The Packers discovered they’d be without arguably their best cornerback, Sam Shields, shortly before the game-day inactives were announced on Sunday.
That decision came after Shields labored through a pre-game workout, according to Packers coach Mike McCarthy, who added: “Sam didn’t feel it was serious, but obviously as time approached the game it was not where he needed to be.”

The last-second scenario reminded defensive coordinator Dom Capers of the regular-season opener in San Francisco when Morgan Burnett was expected to play but wound up sidelined with his own hamstring ailment.

Like Burnett’s situation, it led to some last second shuffling, which included rookie Micah Hyde playing the slot in nickel and veteran Jarrett Bush seeing his most playing time of the season as the dime cornerback.

Capers said the plan going in was to have Hyde handle first- and second-down nickel snaps with veteran Tramon Williams rotating in on third downs. Without Shields on the outside, Williams put together his finest effort of the season – seven tackles and an interception – but wasn’t able to shift from his perimeter post, either.

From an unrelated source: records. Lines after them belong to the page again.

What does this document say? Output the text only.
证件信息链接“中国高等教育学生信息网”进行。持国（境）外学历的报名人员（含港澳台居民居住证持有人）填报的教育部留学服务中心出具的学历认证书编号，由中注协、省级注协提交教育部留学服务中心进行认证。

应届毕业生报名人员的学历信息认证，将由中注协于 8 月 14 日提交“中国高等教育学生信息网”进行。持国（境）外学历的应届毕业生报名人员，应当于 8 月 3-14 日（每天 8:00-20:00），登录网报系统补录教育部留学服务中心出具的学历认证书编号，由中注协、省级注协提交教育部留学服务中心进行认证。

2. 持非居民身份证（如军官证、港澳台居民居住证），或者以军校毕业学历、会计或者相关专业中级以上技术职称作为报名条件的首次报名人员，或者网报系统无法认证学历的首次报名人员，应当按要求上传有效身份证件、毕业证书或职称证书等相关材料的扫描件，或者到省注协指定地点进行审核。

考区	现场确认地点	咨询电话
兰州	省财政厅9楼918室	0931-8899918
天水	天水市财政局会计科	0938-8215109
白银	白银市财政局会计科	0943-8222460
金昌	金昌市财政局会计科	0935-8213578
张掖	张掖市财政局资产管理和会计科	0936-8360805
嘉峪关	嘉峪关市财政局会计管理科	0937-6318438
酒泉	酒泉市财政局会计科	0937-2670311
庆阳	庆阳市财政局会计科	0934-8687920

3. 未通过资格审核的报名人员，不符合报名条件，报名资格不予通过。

“You have to be prepared. On any given play, you could lose any player,” Capers said. “They aren’t going to slow things down. You have to be ready to adjust and just like we have to adjust in-game when you lose a guy in-game. We’ve had to do that a number of times this year with Clay and other people.”

The secondary didn’t play terribly, but was burned on a few critical plays that came primarily as a result of switch routes where two receivers cross their routes in hopes of throwing off the defenders.

The first came on Rueben Randle’s 26-yard touchdown when Hyde turned the wrong way into a zone defense rather than staying with Randle in man.

In the third quarter following a Scott Tolzien interception, there was some miscommunication between Williams and Burnett that led to Hakeem Nicks’ 35-yard catch with both defensive backs staying with Cruz and leaving Nicks free over the top.

On another third-and-5 play off a switch route, safety M.D. Jennings simply failed to come down to cover tight end Brandon Myers, who caught an 8-yard pass from Eli Manning and led to a touchdown two plays later.

Giants receiver Victor Cruz also said afterward that New York had a good feel for the Packers’ schemes and calls in certain situations en route to picking up a 30-yard completion in the first quarter with outside linebacker Clay Matthews in coverage.

“They basically were very protection cautious on third down. It looked like they were almost expecting pressure every third down from us,” Capers said. “They basically were very protection cautious on third down. It looked like they were almost expecting pressure every third down from us. We adjusted and we didn’t pressure as much after that.

“But we brought a corner and when you’re bringing a corner and you have Clay coming off with a safety playing over the top of him, and Cruz ran a nod route where he went down and we were in pretty good coverage and he stuttered and took off on the thing. That was a good route no matter who he was running against.”